Day :
- Pharmaceutical Sciences
Location: London,UK
Chair
Jun Guo
Shanghai Institute for Biomedical and Pharmaceutical Technologies, China
Session Introduction
Jun Guo
Shanghai Institute for Biomedical and Pharmaceutical Technologies, China
Title: Exploring the relevance and considerations of implementing alternative approaches to the assessment of reproductive and developmental toxicity of pharmaceuticals under ICH S5(R3)
Time : 10:40-11:00
Biography:
Jun Guo, MD, PhD is Director and FM of the National Evaluation Centre for Toxicology of Fertility Regulating Drug at the Shanghai Institute for Biomedical and Pharmaceutical Technologies. Her extensive expertise focuses on pharmacological and toxicological research as well as non-clinical safety evaluation of drugs. Present she is working as a Council Member of the Chinese Society of Toxicology (CSOT). She is also the Executive Member and Secretary General of the Special Committee on Reproductive Toxicology within the CSOT. With over a decade of leadership experience, she has led and contributed to numerous national, provincial and ministerial research initiatives. Her contributions extend to more than 30 published papers and 5 books, either as sole editor or co-editor, reinforcing his prominent position in the field.
Abstract:
The 3Rs principle (Replace, Reduce and Refine) and the ICH S5 (R3) guideline have globally advanced alternative methods for reproductive and developmental toxicity assessment. These developments bring about stringent requirements and challenges. Reproductive and developmental toxicity assessment is complex, and current alternatives don't fully replicate in vivo drug actions, impacting sexual maturation, fertilization, gametogenesis, syncytial development, postnatal maturation and sexual functionality.
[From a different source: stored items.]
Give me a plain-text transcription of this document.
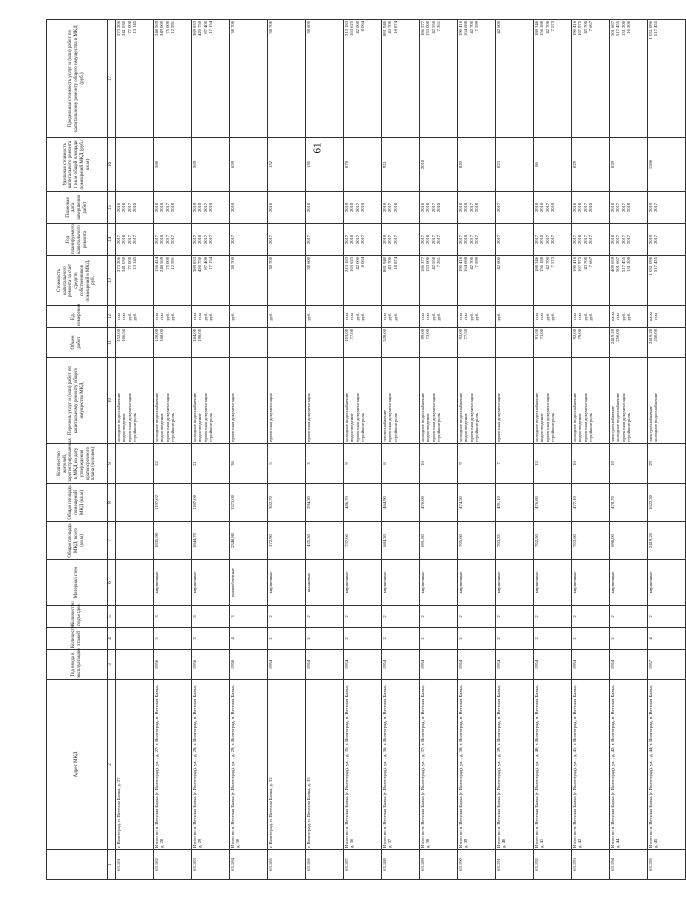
61
	Адрес МКД	Год ввода в эксплуатацию	Количество этажей	Количество подъездов	Материал стен	Общая площадь МКД, всего (кв.м)	Общая площадь помещений МКД (кв.м)	Количество жителей, зарегистрированных в МКД на дату утверждения краткосрочного плана (человек)	Перечень услуг и (или) работ по капитальному ремонту общего имущества МКД	Объем работ	Ед. измерения	Стоимость капитального ремонта за счет средств собственников помещений в МКД, руб.	Год планируемого капитального ремонта	Плановая дата завершения работ	Удельная стоимость капитального ремонта 1 кв.м общей площади помещений МКД (руб./кв.м)	Предельная стоимость услуг и (или) работ по капитальному ремонту общего имущества в МКД (руб.)
1	2	3	4	5	6	7	8	9	10	11	12	13	14	15	16	17
63.181	г. Волгоград, п. Веселая Балка, д. 27								холодное водоснабжение водоотведение проектная документация стройконтроль	152,00 106,50	п.м п.м руб. руб.	273 206 341 030 77 000 13 145	2017 2018 2017 2017	2018 2018 2017 2018		273 206 341 030 77 000 13 145

63.182	Итого по п. Веселая Балка (г. Волгоград), ул. , д. 27; г. Волгоград, п. Веселая Балка, д. 28	1956	3	3	кирпичные	1835,90	1197,02	22	холодное водоснабжение водоотведение проектная документация стройконтроль	126,00 168,00	п.м п.м руб. руб.	136 414 248 569 75 000 12 591	2017 2018 2017 2017	2018 2018 2017 2018	588	248 569 349 000 75 000 12 591

63.183	Итого по п. Веселая Балка (г. Волгоград), ул. , д. 28; г. Волгоград, п. Веселая Балка, д. 29	1956	3	3	кирпичные	1844,70	1187,00	21	холодное водоснабжение водоотведение проектная документация стройконтроль	184,00 198,00	п.м п.м руб. руб.	389 833 420 750 87 400 17 154	2017 2018 2017 2017	2018 2018 2017 2018	569	389 833 420 750 87 400 17 154

63.184	Итого по п. Веселая Балка (г. Волгоград), ул. , д. 29; г. Волгоград, п. Веселая Балка, д. 30	1958	4	3	шлакоблочные	2348,80	1573,00	36	проектная документация		руб.	38 700	2017	2018	659	38 700

63.185	г. Волгоград, п. Веселая Балка, д. 32	1954	2	2	кирпичные	372,90	302,70	5	проектная документация		руб.	38 700	2017	2018	132	38 700

63.186	г. Волгоград, п. Веселая Балка, д. 35	1954	2	2	шлаковые	435,50	294,30	3	проектная документация		руб.	38 600	2017	2018	130	38 600

63.187	Итого по п. Веселая Балка (г. Волгоград), ул. , д. 35; г. Волгоград, п. Веселая Балка, д. 36	1954	2	2	кирпичные	737,06	486,70	9	холодное водоснабжение водоотведение проектная документация стройконтроль	103,00 77,00	п.м п.м руб. руб.	213 183 163 625 42 000 8 064	2017 2018 2017 2017	2018 2018 2017 2018	878	213 183 163 625 42 000 8 064

63.188	Итого по п. Веселая Балка (г. Волгоград), ул. , д. 36; г. Волгоград, п. Веселая Балка, д. 37	1954	2	2	кирпичные	684,30	464,90	8	теплоснабжение проектная документация стройконтроль	528,00	п.м руб. руб.	881 940 43 700 18 874	2018 2017 2017	2018 2017 2018	921	881 940 43 700 18 874

63.189	Итого по п. Веселая Балка (г. Волгоград), ул. , д. 37; г. Волгоград, п. Веселая Балка, д. 38	1954	2	2	кирпичные	691,80	470,00	10	холодное водоснабжение водоотведение проектная документация стройконтроль	99,00 72,00	п.м п.м руб. руб.	186 377 153 000 42 550 7 261	2017 2018 2017 2017	2018 2018 2017 2018	2010	186 377 153 000 42 550 7 261

63.190	Итого по п. Веселая Балка (г. Волгоград), ул. , д. 38; г. Волгоград, п. Веселая Балка, д. 39	1954	2	2	кирпичные	705,60	474,50	9	холодное водоснабжение водоотведение проектная документация стройконтроль	92,00 77,50	п.м п.м руб. руб.	190 416 164 688 42 700 7 599	2017 2018 2017 2017	2018 2018 2017 2018	820	190 416 164 688 42 700 7 599

63.191	Итого по п. Веселая Балка (г. Волгоград), ул. , д. 39; г. Волгоград, п. Веселая Балка, д. 40	1954	2	2	кирпичные	703,35	491,10	7	проектная документация		руб.	42 600	2017	2017	823	42 600

63.192	Итого по п. Веселая Балка (г. Волгоград), ул. , д. 40; г. Волгоград, п. Веселая Балка, д. 41	1954	2	2	кирпичные	702,50	476,80	13	холодное водоснабжение водоотведение проектная документация стройконтроль	91,00 73,00	п.м п.м руб. руб.	188 346 156 188 42 700 7 573	2017 2018 2017 2017	2018 2018 2017 2018	86	188 346 156 188 42 700 7 573

63.193	Итого по п. Веселая Балка (г. Волгоград), ул. , д. 41; г. Волгоград, п. Веселая Балка, д. 42	1954	2	2	кирпичные	703,60	477,10	10	холодное водоснабжение водоотведение проектная документация стройконтроль	92,00 79,00	п.м п.м руб. руб.	190 416 167 975 43 700 7 667	2017 2018 2017 2017	2018 2018 2017 2018	829	190 416 167 975 43 700 7 667

63.194	Итого по п. Веселая Балка (г. Волгоград), ул. , д. 42; г. Волгоград, п. Веселая Балка, д. 44	1954	2	2	кирпичные	698,00	478,70	10	электроснабжение холодное водоснабжение проектная документация стройконтроль	2419,20 250,00	кв.м п.м руб. руб.	409 659 501 667 517 455 131 200	2018 2017 2017 2017	2018 2017 2017 2018	839	501 667 517 455 131 200 16 200

63.195	Итого по п. Веселая Балка (г. Волгоград), ул. , д. 44; г. Волгоград, п. Веселая Балка, д. 45	1957	4	2	кирпичные	2419,20	1622,30	29	электроснабжение холодное водоснабжение	2419,20 250,00	кв.м п.м	1 031 096 517 455	2018 2017	2018 2017	1586	1 031 096 517 455
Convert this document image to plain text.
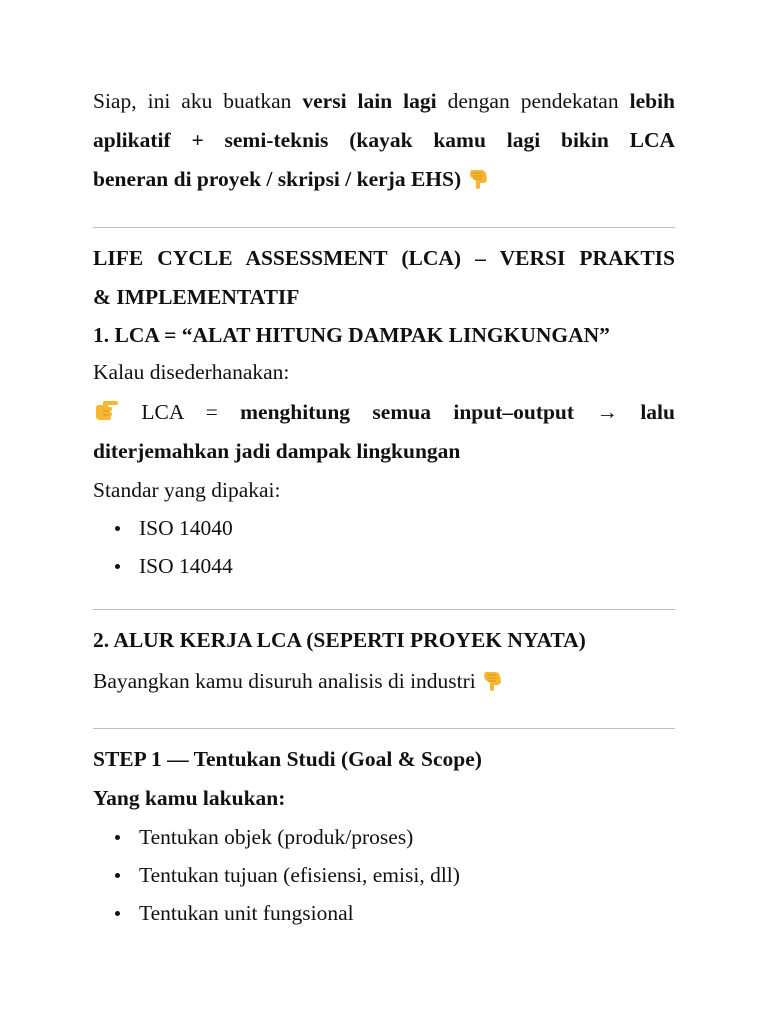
Siap, ini aku buatkan versi lain lagi dengan pendekatan lebih
aplikatif + semi-teknis (kayak kamu lagi bikin LCA
beneran di proyek / skripsi / kerja EHS)
LIFE CYCLE ASSESSMENT (LCA) – VERSI PRAKTIS
& IMPLEMENTATIF
1. LCA = “ALAT HITUNG DAMPAK LINGKUNGAN”
Kalau disederhanakan:
LCA = menghitung semua input–output → lalu
diterjemahkan jadi dampak lingkungan
Standar yang dipakai:
ISO 14040
ISO 14044
2. ALUR KERJA LCA (SEPERTI PROYEK NYATA)
Bayangkan kamu disuruh analisis di industri
STEP 1 — Tentukan Studi (Goal & Scope)
Yang kamu lakukan:
Tentukan objek (produk/proses)
Tentukan tujuan (efisiensi, emisi, dll)
Tentukan unit fungsional
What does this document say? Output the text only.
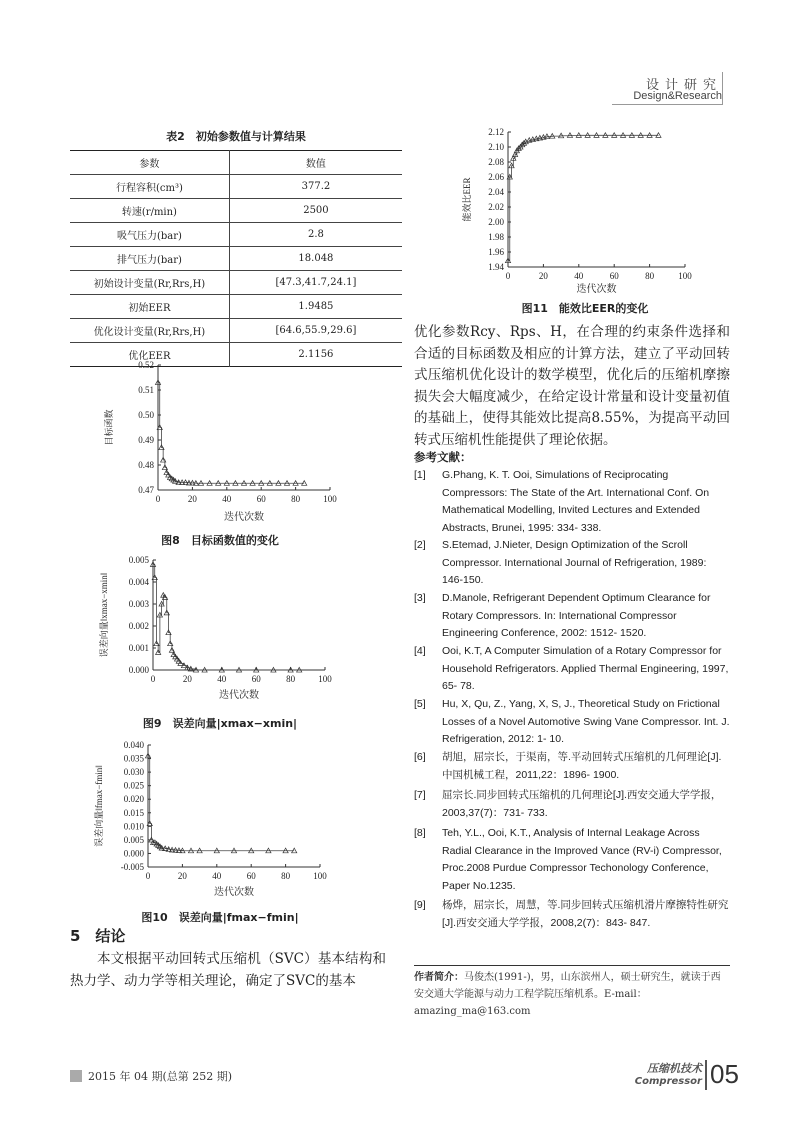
设计研究
Design&Research
表2　初始参数值与计算结果
参数	数值
行程容积(cm³)	377.2
转速(r/min)	2500
吸气压力(bar)	2.8
排气压力(bar)	18.048
初始设计变量(Rr,Rrs,H)	[47.3,41.7,24.1]
初始EER	1.9485
优化设计变量(Rr,Rrs,H)	[64.6,55.9,29.6]
优化EER	2.1156
0	20	40	60	80	100
0.47
0.48
0.49
0.50
0.51
0.52
迭代次数
目标函数
图8　目标函数值的变化
0	20	40	60	80	100
0.000
0.001
0.002
0.003
0.004
0.005
迭代次数
误差向量‖xmax−xmin‖
图9　误差向量|xmax−xmin|
0	20	40	60	80	100
-0.005
0.000
0.005
0.010
0.015
0.020
0.025
0.030
0.035
0.040
迭代次数
误差向量‖fmax−fmin‖
图10　误差向量|fmax−fmin|
0	20	40	60	80	100
1.94
1.96
1.98
2.00
2.02
2.04
2.06
2.08
2.10
2.12
迭代次数
能效比EER
图11　能效比EER的变化
优化参数Rcy、Rps、H，在合理的约束条件选择和合适的目标函数及相应的计算方法，建立了平动回转式压缩机优化设计的数学模型，优化后的压缩机摩擦损失会大幅度减少，在给定设计常量和设计变量初值的基础上，使得其能效比提高8.55%，为提高平动回转式压缩机性能提供了理论依据。
参考文献：
[1] G.Phang, K. T. Ooi, Simulations of Reciprocating Compressors: The State of the Art. International Conf. On Mathematical Modelling, Invited Lectures and Extended Abstracts, Brunei, 1995: 334- 338.
[2] S.Etemad, J.Nieter, Design Optimization of the Scroll Compressor. International Journal of Refrigeration, 1989: 146-150.
[3] D.Manole, Refrigerant Dependent Optimum Clearance for Rotary Compressors. In: International Compressor Engineering Conference, 2002: 1512- 1520.
[4] Ooi, K.T, A Computer Simulation of a Rotary Compressor for Household Refrigerators. Applied Thermal Engineering, 1997, 65- 78.
[5] Hu, X, Qu, Z., Yang, X, S, J., Theoretical Study on Frictional Losses of a Novel Automotive Swing Vane Compressor. Int. J. Refrigeration, 2012: 1- 10.
[6] 胡旭，屈宗长，于渠南，等.平动回转式压缩机的几何理论[J].中国机械工程，2011,22：1896- 1900.
[7] 屈宗长.同步回转式压缩机的几何理论[J].西安交通大学学报，2003,37(7)：731- 733.
[8] Teh, Y.L., Ooi, K.T., Analysis of Internal Leakage Across Radial Clearance in the Improved Vance (RV-i) Compressor, Proc.2008 Purdue Compressor Techonology Conference, Paper No.1235.
[9] 杨烨，屈宗长，周慧，等.同步回转式压缩机滑片摩擦特性研究[J].西安交通大学学报，2008,2(7)：843- 847.
作者简介：马俊杰(1991-)，男，山东滨州人，硕士研究生，就读于西安交通大学能源与动力工程学院压缩机系。E-mail：amazing_ma@163.com
5　结论
本文根据平动回转式压缩机（SVC）基本结构和热力学、动力学等相关理论，确定了SVC的基本
2015 年 04 期(总第 252 期)
压缩机技术
Compressor 05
ICH S5 (R3) promotes reducing animal use without compromising risk assessment quality, emphasizing justification for including alternative tests in the strategy, adherence to Good Laboratory Practice (GLP), and evaluation of drug metabolite effects following ICH M3 guidelines. The guideline doesn't prescribe specific methods but demands rigorous method validation and lists 29 reference compounds causing maternal embryofetal lethality (MEFL) in non-clinical or human studies with minimal maternal toxicity. Test endpoints should align with objectives and predictive capabilities.
Zuyue Sun
Shanghai Institute for Biomedical and Pharmaceutical Technologies, China
Title: Advances in prostate pharmacology and toxicology and cutting-edge developments in drug research
Biography:
Zuyue Sun, MD, PhD, a distinguished research fellow and PhD supervisor at Fudan University, serves as Chief Scientist of the Shanghai Research Institute of Biomedical Technology (SRIBT). He has been awarded the title of a national excellent scientific and technological worker for his remarkable contributions to science, and he also enjoys the privilege of receiving the State Council's Special Allowance. In addition, He serves as the Honorary Chairman of the Reproductive Toxicology Committee within the Chinese Society of Toxicology. He is further acknowledged for his leadership as the Editor-in-Chief of esteemed monographs, Prostate Pharmacology and Prostate Toxicology. His extensive qualifications and influential positions highlight his important contributions to the field of toxicology.
Abstract:
Prostate pharmacology is a specialized area that explores the complex interrelationship between pharmaceuticals and the prostate gland. This discipline includes drug mechanisms, pharmacokinetics, and urofluid dynamics. These components collectively illuminate drug interactions, principles, drug behavior within the body (absorption, distribution, biotransformation, excretion), and how drug effects evolve over time. Furthermore, they encompass processes such as urine flow, urinary flow rate, and bladder pressure.
Conversely, prostate toxicology investigates the effect of external factors, consisting of chemicals, physical elements and biological agents, on the prostate gland. This scientific field examines the severity and frequency of damage, as well as the generation of toxic reactions and the mechanisms that cause toxicity. In addition, it entails both qualitative and quantitative evaluations of the prostate's response to toxic agents.
Testosterone is enzymatically converted into dihydrotestosterone by the action of 5α-reductase. Dihydrotestosterone, exerts a direct stimulatory effect on the proliferation of prostate epithelial cells. This proliferative response results in the enlargement of the prostate gland, which subsequently leads to symptoms such as increased urinary frequency, urgency and retention.